L’ingegneria, in dieci anni di lavoro, 1904-1914, risolve enormi problemi, i dislivelli tra le aree del Canale, l’uso del vapore per aprire il percorso da allagare, dighe mobili e paratie gigantesche per permettere anche alle navi della Marina di cambiare oceano in sole 20-30 ore, progetto senza pari allora. La Storia non ha purtroppo progetti e percorsi altrettanto rigorosi, non ci sono derivate e integrali, compassi, regoli da geometra e geometrie euclidee o no, tutto è imprevedibile, caotico, «sconosciuta conoscenza», direbbe Rumsfeld.
Così il Canale di Panama, un secolo a Ferragosto, si salva ancora nel 1945, quando, disperati per la sconfitta imminente, i giapponesi decidono di lanciare infine l’attacco minacciato quattro anni prima, stavolta non con le navi da affondare – l’accesso alle chiuse era precluso alla Marina civile imperiale – ma con aerei kamikaze. Solo la caduta della base di Okinawa, nel giugno del 1945, salva le poderose dighe del Canale dalla distruzione, e permette fino a oggi a 210 navi di attraversarle ogni settimana. La prima fu la Ancon, già nel 1914 la seguirono altre 999.
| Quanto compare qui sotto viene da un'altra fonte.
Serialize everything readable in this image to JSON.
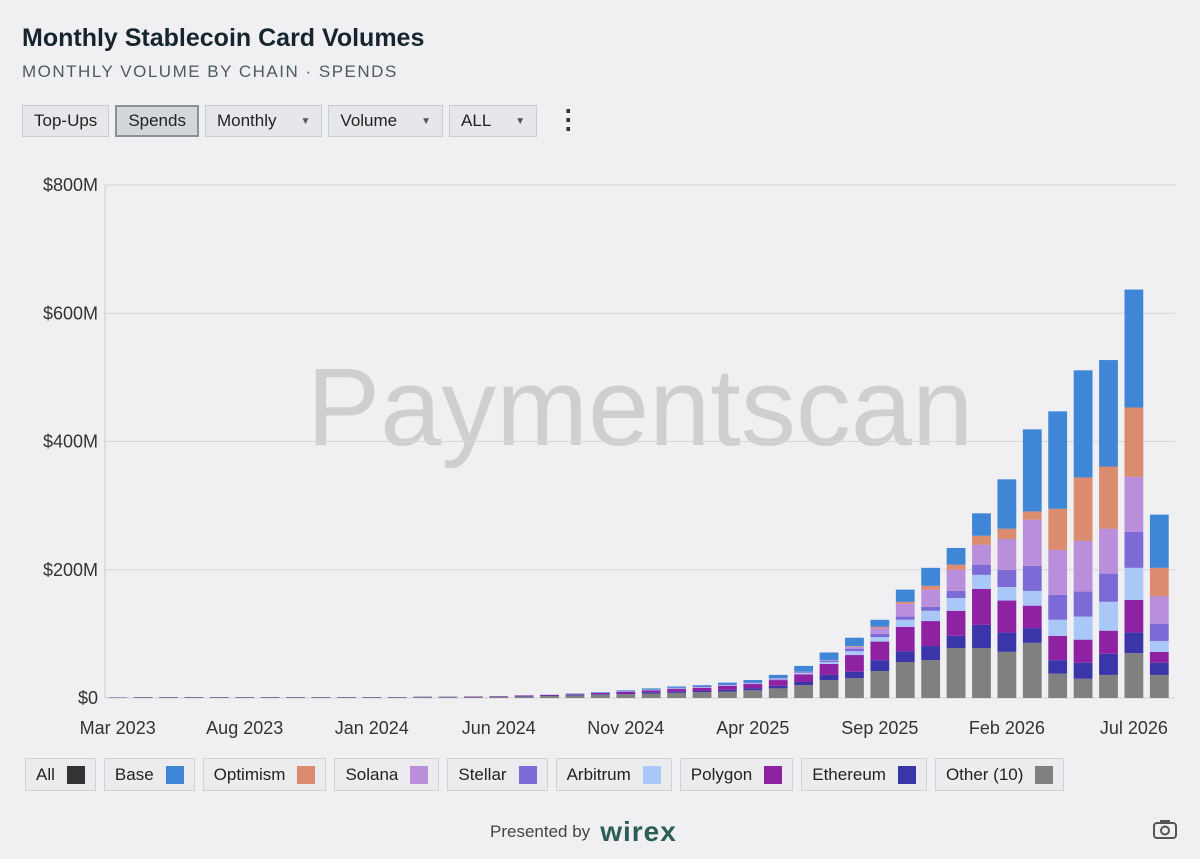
{
  "chart_data": {
    "type": "bar",
    "stacked": true,
    "title": "Monthly Stablecoin Card Volumes",
    "subtitle": "MONTHLY VOLUME BY CHAIN · SPENDS",
    "watermark": "Paymentscan",
    "categories": [
      "Mar 2023",
      null,
      null,
      null,
      null,
      "Aug 2023",
      null,
      null,
      null,
      null,
      "Jan 2024",
      null,
      null,
      null,
      null,
      "Jun 2024",
      null,
      null,
      null,
      null,
      "Nov 2024",
      null,
      null,
      null,
      null,
      "Apr 2025",
      null,
      null,
      null,
      null,
      "Sep 2025",
      null,
      null,
      null,
      null,
      "Feb 2026",
      null,
      null,
      null,
      null,
      "Jul 2026",
      null
    ],
    "series": [
      {
        "name": "Base",
        "color": "#3f86d6",
        "values": [
          0,
          0,
          0,
          0,
          0,
          0,
          0,
          0,
          0,
          0,
          0,
          0,
          0,
          0,
          0,
          0,
          0,
          0,
          1,
          1,
          1,
          2,
          2,
          2,
          3,
          4,
          5,
          9,
          12,
          13,
          11,
          19,
          28,
          26,
          35,
          77,
          128,
          152,
          167,
          166,
          184,
          83
        ]
      },
      {
        "name": "Optimism",
        "color": "#db8c6f",
        "values": [
          0,
          0,
          0,
          0,
          0,
          0,
          0,
          0,
          0,
          0,
          0,
          0,
          0,
          0,
          0,
          0,
          0,
          0,
          0,
          0,
          0,
          0,
          0,
          0,
          0,
          0,
          0,
          0,
          0,
          1,
          2,
          3,
          6,
          8,
          14,
          16,
          13,
          64,
          99,
          97,
          108,
          44
        ]
      },
      {
        "name": "Solana",
        "color": "#b98fdb",
        "values": [
          0,
          0,
          0,
          0,
          0,
          0,
          0,
          0,
          0,
          0,
          0,
          0,
          0,
          0,
          0,
          0,
          0,
          0,
          0,
          0,
          0,
          0,
          0,
          0,
          0,
          0,
          1,
          1,
          1,
          3,
          9,
          20,
          27,
          33,
          31,
          48,
          72,
          70,
          79,
          70,
          86,
          43
        ]
      },
      {
        "name": "Stellar",
        "color": "#7d6ad6",
        "values": [
          0,
          0,
          0,
          0,
          0,
          0,
          0,
          0,
          0,
          0,
          0,
          0,
          0,
          0,
          0,
          0,
          0,
          0,
          0,
          0,
          0,
          0,
          1,
          1,
          1,
          1,
          1,
          1,
          2,
          4,
          5,
          5,
          6,
          11,
          16,
          27,
          39,
          39,
          39,
          44,
          56,
          27
        ]
      },
      {
        "name": "Arbitrum",
        "color": "#a9c8f7",
        "values": [
          0,
          0,
          0,
          0,
          0,
          0,
          0,
          0,
          0,
          0,
          0,
          0,
          0,
          0,
          0,
          0,
          0,
          0,
          0,
          0,
          1,
          1,
          1,
          1,
          1,
          1,
          1,
          2,
          3,
          6,
          7,
          11,
          16,
          20,
          22,
          21,
          23,
          25,
          36,
          45,
          50,
          17
        ]
      },
      {
        "name": "Polygon",
        "color": "#8e22a3",
        "values": [
          0,
          0,
          0,
          0,
          0,
          0,
          0,
          0,
          0,
          0,
          0,
          0,
          0,
          0,
          0.5,
          0.5,
          1,
          1,
          1,
          2,
          3,
          3,
          4,
          5,
          6,
          7,
          9,
          12,
          17,
          26,
          29,
          38,
          39,
          39,
          56,
          50,
          35,
          38,
          36,
          36,
          51,
          17
        ]
      },
      {
        "name": "Ethereum",
        "color": "#3a35a9",
        "values": [
          0.5,
          0.5,
          0.5,
          0.5,
          0.5,
          0.5,
          0.5,
          0.5,
          0.5,
          0.5,
          0.5,
          0.5,
          0.5,
          0.5,
          0.5,
          0.5,
          1,
          1,
          1,
          1,
          1,
          2,
          2,
          2,
          3,
          3,
          4,
          5,
          8,
          10,
          17,
          17,
          22,
          19,
          36,
          30,
          23,
          21,
          25,
          33,
          32,
          19
        ]
      },
      {
        "name": "Other (10)",
        "color": "#808080",
        "values": [
          0.5,
          1,
          1,
          1,
          1,
          1,
          1,
          1,
          1,
          1,
          1,
          1,
          1.5,
          1.5,
          1.5,
          2,
          2,
          3,
          4,
          5,
          6,
          7,
          8,
          9,
          10,
          12,
          15,
          20,
          28,
          31,
          42,
          56,
          59,
          78,
          78,
          72,
          86,
          38,
          30,
          36,
          70,
          36
        ]
      }
    ],
    "ylim": [
      0,
      800
    ],
    "yticks": [
      {
        "value": 0,
        "label": "$0"
      },
      {
        "value": 200,
        "label": "$200M"
      },
      {
        "value": 400,
        "label": "$400M"
      },
      {
        "value": 600,
        "label": "$600M"
      },
      {
        "value": 800,
        "label": "$800M"
      }
    ],
    "grid": true,
    "legend_all": {
      "name": "All",
      "color": "#333333"
    }
  },
  "controls": [
    "Top-Ups",
    "Spends",
    "Monthly",
    "Volume",
    "ALL"
  ],
  "footer": {
    "presented_by": "Presented by",
    "brand": "wirex"
  }
}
Due settimane fa il Nicaragua e un consorzio cinese guidato dal fantomatico tycoon Wang Jing hanno annunciato di voler tagliare un secondo canale, a Nord, dalla foce del fiume Brito al lago Nicaragua, 300 chilometri. I 77 chilometri di guado a Panama avranno finalmente concorrenza, l’autostrada degli Oceani raddoppia a due corsie. Da qualche parte del mondo, mentre gli ingegneri civili disegnano il nuovo canale, i terroristi della storia faticheranno a progetti di distruzione. Il vecchio canale è riuscito a esorcizzarli, sopravvivendo. Possa il suo carisma proteggere, un secolo dopo, anche il nipotino settentrionale: a patto che i leader del futuro leggano la Wohlstetter e distinguano i segnali di pace dai rumori di guerra.